Chris Iggo (AXA IM ) | Los mercados de crédito han seguido siendo un faro de estabilidad. Buenos fundamentos corporativos, crecimiento económico positivo y tipos de interés más bajos han respaldado el sólido rendimiento de los bonos corporativos. En algunos casos, los bonos corporativos de muy alta calidad se han visto como mejores alternativas a los bonos soberanos de gobiernos con dificultades fiscales. Es importante destacar que la demanda de activos de crédito se ha sustentado en rendimientos atractivos, a pesar de que la diferencia entre bonos corporativos y bonos gubernamentales es muy baja.
Actualmente, hay pocas pruebas de un deterioro de las condiciones crediticias.
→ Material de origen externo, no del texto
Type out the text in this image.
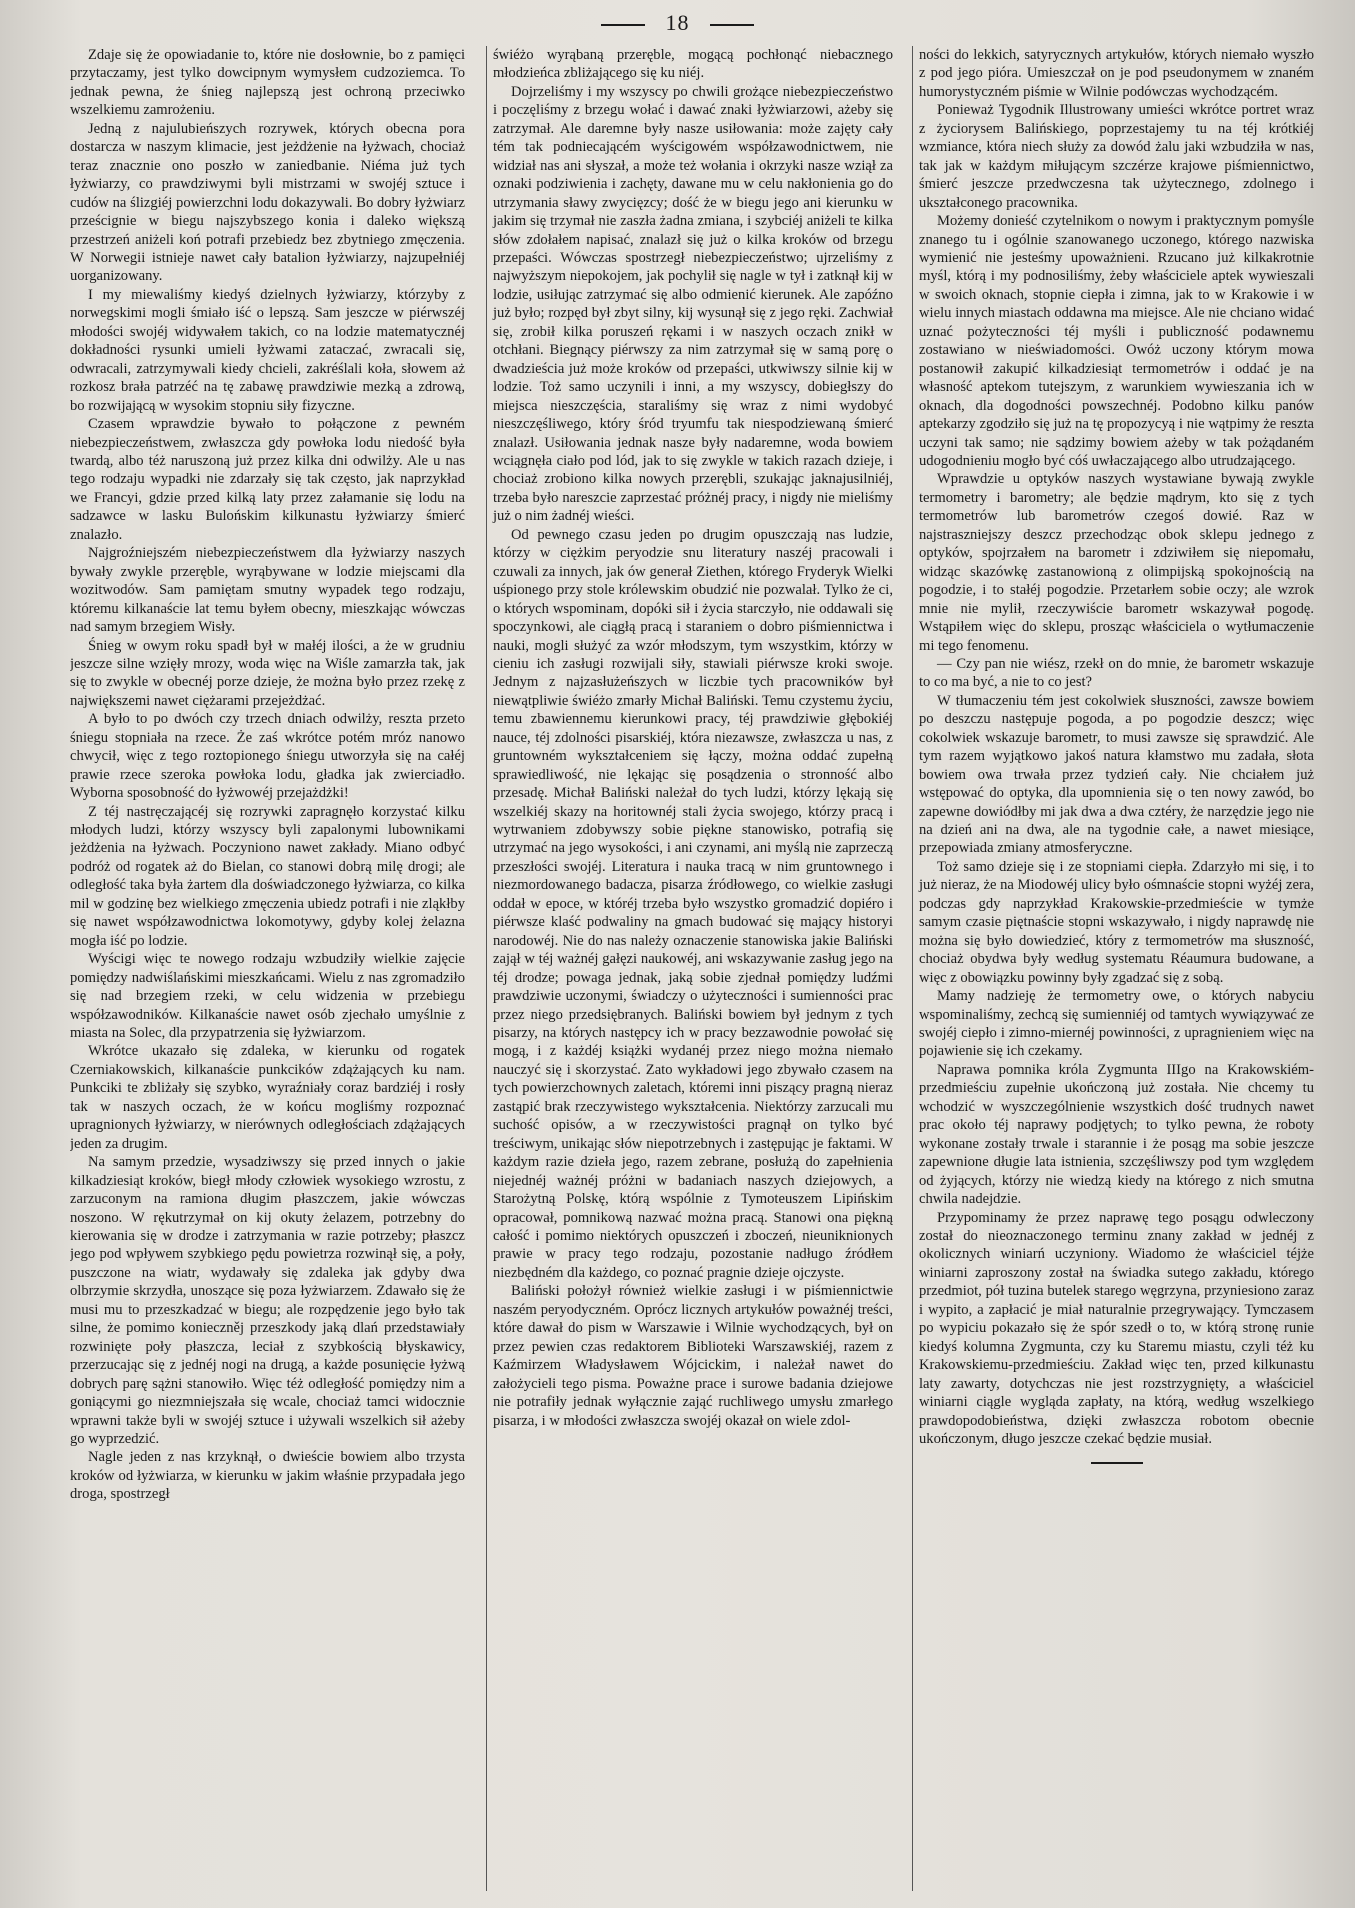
18

Zdaje się że opowiadanie to, które nie dosłownie, bo z pamięci przytaczamy, jest tylko dowcipnym wymysłem cudzoziemca. To jednak pewna, że śnieg najlepszą jest ochroną przeciwko wszelkiemu zamrożeniu.

Jedną z najulubieńszych rozrywek, których obecna pora dostarcza w naszym klimacie, jest jeżdżenie na łyżwach, chociaż teraz znacznie ono poszło w zaniedbanie. Niéma już tych łyżwiarzy, co prawdziwymi byli mistrzami w swojéj sztuce i cudów na ślizgiéj powierzchni lodu dokazywali. Bo dobry łyżwiarz prześcignie w biegu najszybszego konia i daleko większą przestrzeń aniżeli koń potrafi przebiedz bez zbytniego zmęczenia. W Norwegii istnieje nawet cały batalion łyżwiarzy, najzupełniéj uorganizowany.

I my miewaliśmy kiedyś dzielnych łyżwiarzy, którzyby z norwegskimi mogli śmiało iść o lepszą. Sam jeszcze w piérwszéj młodości swojéj widywałem takich, co na lodzie matematycznéj dokładności rysunki umieli łyżwami zataczać, zwracali się, odwracali, zatrzymywali kiedy chcieli, zakréślali koła, słowem aż rozkosz brała patrzéć na tę zabawę prawdziwie mezką a zdrową, bo rozwijającą w wysokim stopniu siły fizyczne.

Czasem wprawdzie bywało to połączone z pewném niebezpieczeństwem, zwłaszcza gdy powłoka lodu niedość była twardą, albo téż naruszoną już przez kilka dni odwilży. Ale u nas tego rodzaju wypadki nie zdarzały się tak często, jak naprzykład we Francyi, gdzie przed kilką laty przez załamanie się lodu na sadzawce w lasku Bulońskim kilkunastu łyżwiarzy śmierć znalazło.

Najgroźniejszém niebezpieczeństwem dla łyżwiarzy naszych bywały zwykle przeręble, wyrąbywane w lodzie miejscami dla wozitwodów. Sam pamiętam smutny wypadek tego rodzaju, któremu kilkanaście lat temu byłem obecny, mieszkając wówczas nad samym brzegiem Wisły.

Śnieg w owym roku spadł był w małéj ilości, a że w grudniu jeszcze silne wzięły mrozy, woda więc na Wiśle zamarzła tak, jak się to zwykle w obecnéj porze dzieje, że można było przez rzekę z największemi nawet ciężarami przejeżdżać.

A było to po dwóch czy trzech dniach odwilży, reszta przeto śniegu stopniała na rzece. Że zaś wkrótce potém mróz nanowo chwycił, więc z tego roztopionego śniegu utworzyła się na całéj prawie rzece szeroka powłoka lodu, gładka jak zwierciadło. Wyborna sposobność do łyżwowéj przejażdżki!

Z téj nastręczającéj się rozrywki zapragnęło korzystać kilku młodych ludzi, którzy wszyscy byli zapalonymi lubownikami jeżdżenia na łyżwach. Poczyniono nawet zakłady. Miano odbyć podróż od rogatek aż do Bielan, co stanowi dobrą milę drogi; ale odległość taka była żartem dla doświadczonego łyżwiarza, co kilka mil w godzinę bez wielkiego zmęczenia ubiedz potrafi i nie zląkłby się nawet współzawodnictwa lokomotywy, gdyby kolej żelazna mogła iść po lodzie.

Wyścigi więc te nowego rodzaju wzbudziły wielkie zajęcie pomiędzy nadwiślańskimi mieszkańcami. Wielu z nas zgromadziło się nad brzegiem rzeki, w celu widzenia w przebiegu współzawodników. Kilkanaście nawet osób zjechało umyślnie z miasta na Solec, dla przypatrzenia się łyżwiarzom.

Wkrótce ukazało się zdaleka, w kierunku od rogatek Czerniakowskich, kilkanaście punkcików zdążających ku nam. Punkciki te zbliżały się szybko, wyraźniały coraz bardziéj i rosły tak w naszych oczach, że w końcu mogliśmy rozpoznać upragnionych łyżwiarzy, w nierównych odległościach zdążających jeden za drugim.

Na samym przedzie, wysadziwszy się przed innych o jakie kilkadziesiąt kroków, biegł młody człowiek wysokiego wzrostu, z zarzuconym na ramiona długim płaszczem, jakie wówczas noszono. W rękutrzymał on kij okuty żelazem, potrzebny do kierowania się w drodze i zatrzymania w razie potrzeby; płaszcz jego pod wpływem szybkiego pędu powietrza rozwinął się, a poły, puszczone na wiatr, wydawały się zdaleka jak gdyby dwa olbrzymie skrzydła, unoszące się poza łyżwiarzem. Zdawało się że musi mu to przeszkadzać w biegu; ale rozpędzenie jego było tak silne, że pomimo konieczněj przeszkody jaką dlań przedstawiały rozwinięte poły płaszcza, leciał z szybkością błyskawicy, przerzucając się z jednéj nogi na drugą, a każde posunięcie łyżwą dobrych parę sążni stanowiło. Więc téż odległość pomiędzy nim a goniącymi go niezmniejszała się wcale, chociaż tamci widocznie wprawni także byli w swojéj sztuce i używali wszelkich sił ażeby go wyprzedzić.

Nagle jeden z nas krzyknął, o dwieście bowiem albo trzysta kroków od łyżwiarza, w kierunku w jakim właśnie przypadała jego droga, spostrzegł

świéżo wyrąbaną przeręble, mogącą pochłonąć niebacznego młodzieńca zbliżającego się ku niéj.

Dojrzeliśmy i my wszyscy po chwili grożące niebezpieczeństwo i poczęliśmy z brzegu wołać i dawać znaki łyżwiarzowi, ażeby się zatrzymał. Ale daremne były nasze usiłowania: może zajęty cały tém tak podniecającém wyścigowém współzawodnictwem, nie widział nas ani słyszał, a może też wołania i okrzyki nasze wziął za oznaki podziwienia i zachęty, dawane mu w celu nakłonienia go do utrzymania sławy zwycięzcy; dość że w biegu jego ani kierunku w jakim się trzymał nie zaszła żadna zmiana, i szybciéj aniżeli te kilka słów zdołałem napisać, znalazł się już o kilka kroków od brzegu przepaści. Wówczas spostrzegł niebezpieczeństwo; ujrzeliśmy z najwyższym niepokojem, jak pochylił się nagle w tył i zatknął kij w lodzie, usiłując zatrzymać się albo odmienić kierunek. Ale zapóźno już było; rozpęd był zbyt silny, kij wysunął się z jego ręki. Zachwiał się, zrobił kilka poruszeń rękami i w naszych oczach znikł w otchłani. Biegnący piérwszy za nim zatrzymał się w samą porę o dwadzieścia już może kroków od przepaści, utkwiwszy silnie kij w lodzie. Toż samo uczynili i inni, a my wszyscy, dobiegłszy do miejsca nieszczęścia, staraliśmy się wraz z nimi wydobyć nieszczęśliwego, który śród tryumfu tak niespodziewaną śmierć znalazł. Usiłowania jednak nasze były nadaremne, woda bowiem wciągnęła ciało pod lód, jak to się zwykle w takich razach dzieje, i chociaż zrobiono kilka nowych przerębli, szukając jaknajusilniéj, trzeba było nareszcie zaprzestać próżnéj pracy, i nigdy nie mieliśmy już o nim żadnéj wieści.

Od pewnego czasu jeden po drugim opuszczają nas ludzie, którzy w ciężkim peryodzie snu literatury naszéj pracowali i czuwali za innych, jak ów generał Ziethen, którego Fryderyk Wielki uśpionego przy stole królewskim obudzić nie pozwalał. Tylko że ci, o których wspominam, dopóki sił i życia starczyło, nie oddawali się spoczynkowi, ale ciągłą pracą i staraniem o dobro piśmiennictwa i nauki, mogli służyć za wzór młodszym, tym wszystkim, którzy w cieniu ich zasługi rozwijali siły, stawiali piérwsze kroki swoje. Jednym z najzasłużeńszych w liczbie tych pracowników był niewątpliwie świéżo zmarły Michał Baliński. Temu czystemu życiu, temu zbawiennemu kierunkowi pracy, téj prawdziwie głębokiéj nauce, téj zdolności pisarskiéj, która niezawsze, zwłaszcza u nas, z gruntowném wykształceniem się łączy, można oddać zupełną sprawiedliwość, nie lękając się posądzenia o stronność albo przesadę. Michał Baliński należał do tych ludzi, którzy lękają się wszelkiéj skazy na horitownéj stali życia swojego, którzy pracą i wytrwaniem zdobywszy sobie piękne stanowisko, potrafią się utrzymać na jego wysokości, i ani czynami, ani myślą nie zaprzeczą przeszłości swojéj. Literatura i nauka tracą w nim gruntownego i niezmordowanego badacza, pisarza źródłowego, co wielkie zasługi oddał w epoce, w któréj trzeba było wszystko gromadzić dopiéro i piérwsze klaść podwaliny na gmach budować się mający historyi narodowéj. Nie do nas należy oznaczenie stanowiska jakie Baliński zajął w téj ważnéj gałęzi naukowéj, ani wskazywanie zasług jego na téj drodze; powaga jednak, jaką sobie zjednał pomiędzy ludźmi prawdziwie uczonymi, świadczy o użyteczności i sumienności prac przez niego przedsiębranych. Baliński bowiem był jednym z tych pisarzy, na których następcy ich w pracy bezzawodnie powołać się mogą, i z każdéj książki wydanéj przez niego można niemało nauczyć się i skorzystać. Zato wykładowi jego zbywało czasem na tych powierzchownych zaletach, któremi inni piszący pragną nieraz zastąpić brak rzeczywistego wykształcenia. Niektórzy zarzucali mu suchość opisów, a w rzeczywistości pragnął on tylko być treściwym, unikając słów niepotrzebnych i zastępując je faktami. W każdym razie dzieła jego, razem zebrane, posłużą do zapełnienia niejednéj ważnéj próżni w badaniach naszych dziejowych, a Starożytną Polskę, którą wspólnie z Tymoteuszem Lipińskim opracował, pomnikową nazwać można pracą. Stanowi ona piękną całość i pomimo niektórych opuszczeń i zboczeń, nieuniknionych prawie w pracy tego rodzaju, pozostanie nadługo źródłem niezbędném dla każdego, co poznać pragnie dzieje ojczyste.

Baliński położył również wielkie zasługi i w piśmiennictwie naszém peryodyczném. Oprócz licznych artykułów poważnéj treści, które dawał do pism w Warszawie i Wilnie wychodzących, był on przez pewien czas redaktorem Biblioteki Warszawskiéj, razem z Kaźmirzem Władysławem Wójcickim, i należał nawet do założycieli tego pisma. Poważne prace i surowe badania dziejowe nie potrafiły jednak wyłącznie zająć ruchliwego umysłu zmarłego pisarza, i w młodości zwłaszcza swojéj okazał on wiele zdol-

ności do lekkich, satyrycznych artykułów, których niemało wyszło z pod jego pióra. Umieszczał on je pod pseudonymem w znaném humorystyczném piśmie w Wilnie podówczas wychodzącém.

Ponieważ Tygodnik Illustrowany umieści wkrótce portret wraz z życiorysem Balińskiego, poprzestajemy tu na téj krótkiéj wzmiance, która niech służy za dowód żalu jaki wzbudziła w nas, tak jak w każdym miłującym szczérze krajowe piśmiennictwo, śmierć jeszcze przedwczesna tak użytecznego, zdolnego i ukształconego pracownika.

Możemy donieść czytelnikom o nowym i praktycznym pomyśle znanego tu i ogólnie szanowanego uczonego, którego nazwiska wymienić nie jesteśmy upoważnieni. Rzucano już kilkakrotnie myśl, którą i my podnosiliśmy, żeby właściciele aptek wywieszali w swoich oknach, stopnie ciepła i zimna, jak to w Krakowie i w wielu innych miastach oddawna ma miejsce. Ale nie chciano widać uznać pożyteczności téj myśli i publiczność podawnemu zostawiano w nieświadomości. Owóż uczony którym mowa postanowił zakupić kilkadziesiąt termometrów i oddać je na własność aptekom tutejszym, z warunkiem wywieszania ich w oknach, dla dogodności powszechnéj. Podobno kilku panów aptekarzy zgodziło się już na tę propozycyą i nie wątpimy że reszta uczyni tak samo; nie sądzimy bowiem ażeby w tak pożądaném udogodnieniu mogło być cóś uwłaczającego albo utrudzającego.

Wprawdzie u optyków naszych wystawiane bywają zwykle termometry i barometry; ale będzie mądrym, kto się z tych termometrów lub barometrów czegoś dowié. Raz w najstraszniejszy deszcz przechodząc obok sklepu jednego z optyków, spojrzałem na barometr i zdziwiłem się niepomału, widząc skazówkę zastanowioną z olimpijską spokojnością na pogodzie, i to stałéj pogodzie. Przetarłem sobie oczy; ale wzrok mnie nie mylił, rzeczywiście barometr wskazywał pogodę. Wstąpiłem więc do sklepu, prosząc właściciela o wytłumaczenie mi tego fenomenu.

— Czy pan nie wiész, rzekł on do mnie, że barometr wskazuje to co ma być, a nie to co jest?

W tłumaczeniu tém jest cokolwiek słuszności, zawsze bowiem po deszczu następuje pogoda, a po pogodzie deszcz; więc cokolwiek wskazuje barometr, to musi zawsze się sprawdzić. Ale tym razem wyjątkowo jakoś natura kłamstwo mu zadała, słota bowiem owa trwała przez tydzień cały. Nie chciałem już wstępować do optyka, dla upomnienia się o ten nowy zawód, bo zapewne dowiódłby mi jak dwa a dwa cztéry, że narzędzie jego nie na dzień ani na dwa, ale na tygodnie całe, a nawet miesiące, przepowiada zmiany atmosferyczne.

Toż samo dzieje się i ze stopniami ciepła. Zdarzyło mi się, i to już nieraz, że na Miodowéj ulicy było ośmnaście stopni wyżéj zera, podczas gdy naprzykład Krakowskie-przedmieście w tymże samym czasie piętnaście stopni wskazywało, i nigdy naprawdę nie można się było dowiedzieć, który z termometrów ma słuszność, chociaż obydwa były według systematu Réaumura budowane, a więc z obowiązku powinny były zgadzać się z sobą.

Mamy nadzieję że termometry owe, o których nabyciu wspominaliśmy, zechcą się sumienniéj od tamtych wywiązywać ze swojéj ciepło i zimno-miernéj powinności, z upragnieniem więc na pojawienie się ich czekamy.

Naprawa pomnika króla Zygmunta IIIgo na Krakowskiém-przedmieściu zupełnie ukończoną już została. Nie chcemy tu wchodzić w wyszczególnienie wszystkich dość trudnych nawet prac około téj naprawy podjętych; to tylko pewna, że roboty wykonane zostały trwale i starannie i że posąg ma sobie jeszcze zapewnione długie lata istnienia, szczęśliwszy pod tym względem od żyjących, którzy nie wiedzą kiedy na którego z nich smutna chwila nadejdzie.

Przypominamy że przez naprawę tego posągu odwleczony został do nieoznaczonego terminu znany zakład w jednéj z okolicznych winiarń uczyniony. Wiadomo że właściciel téjże winiarni zaproszony został na świadka sutego zakładu, którego przedmiot, pół tuzina butelek starego węgrzyna, przyniesiono zaraz i wypito, a zapłacić je miał naturalnie przegrywający. Tymczasem po wypiciu pokazało się że spór szedł o to, w którą stronę runie kiedyś kolumna Zygmunta, czy ku Staremu miastu, czyli téż ku Krakowskiemu-przedmieściu. Zakład więc ten, przed kilkunastu laty zawarty, dotychczas nie jest rozstrzygnięty, a właściciel winiarni ciągle wygląda zapłaty, na którą, według wszelkiego prawdopodobieństwa, dzięki zwłaszcza robotom obecnie ukończonym, długo jeszcze czekać będzie musiał.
Los bancos están sanos y los principales bancos estadounidenses informaron de cifras sólidas de beneficios para el último trimestre de 2025. Igualmente, los impagos de mercado de alto rendimiento siguen siendo bajos, con la disponibilidad de crédito privado —en forma de préstamos directos y otras estrategias— que ofrece a las empresas altamente apalancadas mayores opciones de refinanciación.
El mercado de bonos corporativos también está desempeñando un papel en la financiación de la construcción de centros de datos y otras infraestructuras relacionadas con la IA, con varias empresas tecnológicas emitiendo deuda. Las perspectivas macroeconómicas básicas no indican un aumento de las preocupaciones crediticias en 2026, con un crecimiento que se espera que se mantenga positivo y los tipos bajos. Sin embargo, cualquier cambio en el consenso global debe ser observado de cerca. Crecimiento más lento; un rápido cambio en las expectativas de tipos de interés; o desarrollos geopolíticos adversos, serían los principales responsables de cualquier aumento en las primas de riesgo crediticio corporativo.»